Win,
The puppy first. No one claims that a puppy is logically entailed by all the physical facts about a puppy. People do claim that the experience of seeing red is logically entailed by all the physical facts about seeing red.
The knowledge of what it is like to see red is
not logically entailed by the physical facts about the knowledge of what it is like to see red. That is the point.
When we say that the experience is logically entailed by the physical facts about seeing red, we simply mean that the physical process of seeing red logically implies the existence of the experience of seeing red. This does not in any way mean that reading those facts from a book (which is simply a description of the process of seeing red) is going to produce the experience, or the memory of having had the experience.
OK. The knowledge part now. If you know all the physical facts about seeing red, then necessarily you know what it's like to experience red, if experiencing red is a physical fact.
Experiencing red is not a physical fact. It is a physical process. You can know all the physical facts about that process, but this is not the same as actually having the process occur in your brain.
Either you know it by virtue of knowing all the physical facts (and materialism is true), you don't it even though you know all the physical facts (and materialism is false) or the experience of seeing red doesn't contain any information, that is to say, isn't a fact that you can know.
The fact that you know all the physical facts does not imply that you know what it is like to see red. Saying that you know all the physical facts simply means that you have a complete description of the physical brain state that corresponds to you knowing what it is like to see red. It does not equate to you actually possessing that brain state.
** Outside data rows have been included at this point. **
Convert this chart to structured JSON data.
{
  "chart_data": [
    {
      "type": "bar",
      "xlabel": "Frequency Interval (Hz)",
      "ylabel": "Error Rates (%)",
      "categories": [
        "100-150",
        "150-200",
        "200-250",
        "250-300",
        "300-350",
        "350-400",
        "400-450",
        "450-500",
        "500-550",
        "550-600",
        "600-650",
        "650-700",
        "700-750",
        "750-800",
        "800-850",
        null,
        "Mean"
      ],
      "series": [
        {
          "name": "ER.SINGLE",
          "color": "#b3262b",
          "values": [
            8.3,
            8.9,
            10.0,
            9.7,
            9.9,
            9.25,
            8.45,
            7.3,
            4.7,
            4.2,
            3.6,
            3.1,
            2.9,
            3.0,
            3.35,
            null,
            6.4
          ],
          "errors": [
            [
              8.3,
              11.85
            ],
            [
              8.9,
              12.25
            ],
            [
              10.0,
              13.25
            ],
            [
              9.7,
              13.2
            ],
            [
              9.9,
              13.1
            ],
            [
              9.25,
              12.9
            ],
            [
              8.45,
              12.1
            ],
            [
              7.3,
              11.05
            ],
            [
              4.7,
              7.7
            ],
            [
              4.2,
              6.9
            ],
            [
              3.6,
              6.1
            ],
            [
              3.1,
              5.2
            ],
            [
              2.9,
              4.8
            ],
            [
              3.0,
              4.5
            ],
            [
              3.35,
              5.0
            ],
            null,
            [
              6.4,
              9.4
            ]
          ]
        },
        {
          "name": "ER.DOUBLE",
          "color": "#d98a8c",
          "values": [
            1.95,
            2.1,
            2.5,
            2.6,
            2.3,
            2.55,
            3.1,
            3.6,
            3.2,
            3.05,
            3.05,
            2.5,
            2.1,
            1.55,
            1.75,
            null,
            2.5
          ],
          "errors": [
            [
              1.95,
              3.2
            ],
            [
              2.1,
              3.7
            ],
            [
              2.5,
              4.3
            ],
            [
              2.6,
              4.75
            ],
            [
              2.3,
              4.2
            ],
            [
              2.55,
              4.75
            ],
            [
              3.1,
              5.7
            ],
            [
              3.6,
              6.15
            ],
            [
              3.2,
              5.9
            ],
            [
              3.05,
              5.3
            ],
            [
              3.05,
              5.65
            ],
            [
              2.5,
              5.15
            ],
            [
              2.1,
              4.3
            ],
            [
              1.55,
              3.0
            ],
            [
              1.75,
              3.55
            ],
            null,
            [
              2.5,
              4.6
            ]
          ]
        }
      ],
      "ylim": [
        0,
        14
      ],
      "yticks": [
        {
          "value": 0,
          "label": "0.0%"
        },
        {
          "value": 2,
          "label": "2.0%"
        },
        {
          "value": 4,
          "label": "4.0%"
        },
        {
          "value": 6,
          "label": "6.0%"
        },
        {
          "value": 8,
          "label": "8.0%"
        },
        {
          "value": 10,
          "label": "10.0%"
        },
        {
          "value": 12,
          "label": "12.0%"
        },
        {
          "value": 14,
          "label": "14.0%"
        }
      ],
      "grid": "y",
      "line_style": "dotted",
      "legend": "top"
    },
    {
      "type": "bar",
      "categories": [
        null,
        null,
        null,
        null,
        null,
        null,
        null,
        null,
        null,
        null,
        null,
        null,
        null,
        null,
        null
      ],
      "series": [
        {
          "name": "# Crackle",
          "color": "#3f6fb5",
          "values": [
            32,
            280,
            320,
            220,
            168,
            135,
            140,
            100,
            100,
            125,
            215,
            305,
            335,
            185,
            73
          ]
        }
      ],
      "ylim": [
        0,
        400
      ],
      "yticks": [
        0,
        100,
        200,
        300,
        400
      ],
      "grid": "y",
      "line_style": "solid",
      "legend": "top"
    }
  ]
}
Memories are physical, yes. The experience of memories isn't.
But we aren't talking about experience of memories here. We are talking about the memories. Presumably, even under your brand of Dualism, if we were to alter Mary's brain state so that she possessed the memory of having seen red, she would then know what it is like to see red, because she would experience that memory. Under Physicalism, the situation is the same, except that it is also her brain which experiences the memory, rather than something else. The effect is the same though. Either way the knowledge of what it is like to see red is a physical memory, located in the brain. Simply reading all the physical facts about that brain state is not going to cause that brain state to appear in her brain, which is what the Mary experiment is implying should be expected to happen.
From my position, information has a dual quality. The information about the content of qualia isn't physical information, it's phenomenal information. It isn't "contained" in our brains, as it were.
That's fine. The thought experiment is presented within the framework of physicalism, which holds that it is the brain that does the experiencing. The point is that if we accept the premise that the knowledge of what it is like to see red is a physical structure in the brain, then we cannot claim that knowing all of the physical facts about that physical structure is going to cause the physical structure to appear. Thus the argument that physicalism implies that Mary should be able to know what it is like to see red, simply by knowing all the physical facts about, is not valid.
Now, I guess we could ask, what would happen with p-zombie Mary. Emerging from her black and white room, light of the right wavelength will hit zombie Mary's eyes, causing signals to travel along her optical nerves to her geniculate bodies, thence to her visual cortex. New patterns, never before existing in zombie Mary's brain, will cause her to remark, "I can now see red." Those same patterns will create, or perhaps better, are in part, the false belief that she has had the experience of seeing red.
In real Mary, however, those patterns will be accompanied by experience, and the phenomenal information contained in the experience of seeing red is what is not logically entailed by all the physical facts.
Under your brand of Dualism, sure. But not under Physicalism.
You bring up a good point, though. Here is a question for both you and Rusty (since you are both advocating very different brands of dualism).
Imagine that we make a perfect physical copy of Mary. This copy is physically identical to Mary in every way. Several questions:
1) Do you believe this copy would be a p-zombie, or would it possess consciousness?
2) If she does have consciousness, then would she know what it is like to see, or hear, or any of the other things that Mary knows, but which the copy has not yet experienced?
3) If she does know what these things are like, even though she has never had the experiences, doesn't that imply that the knowledge of those experiences (not necessarily the experiences themselves, or the experiences of the memories) is purely physical?
I would assert that under physicalism, the answers would be:
1) She would possess consciousness.
2) She would know what all those things are like.
3) The knowledge of what those things are like is physically stored in her brain.
I would say that this is all that physicalism requires. It does not require that Mary knowing all the physical facts about seeing red, will cause Mary to actually possess the knowledge of what it is like to see red.
Another way to look at it is this. The knowledge of what it is like to see red is
not a physical fact about seeing red. Facts are just information. Knowledge is more than just information. Knowledge is a physical state in the brain. It is a physical representation of information.
There are, in fact, physical facts about the
knowledge of what it is like to see red. Mary could have those facts as well, but knowing those facts is not the same as having the knowledge, just as having all the facts about a puppy is not the same as having the puppy.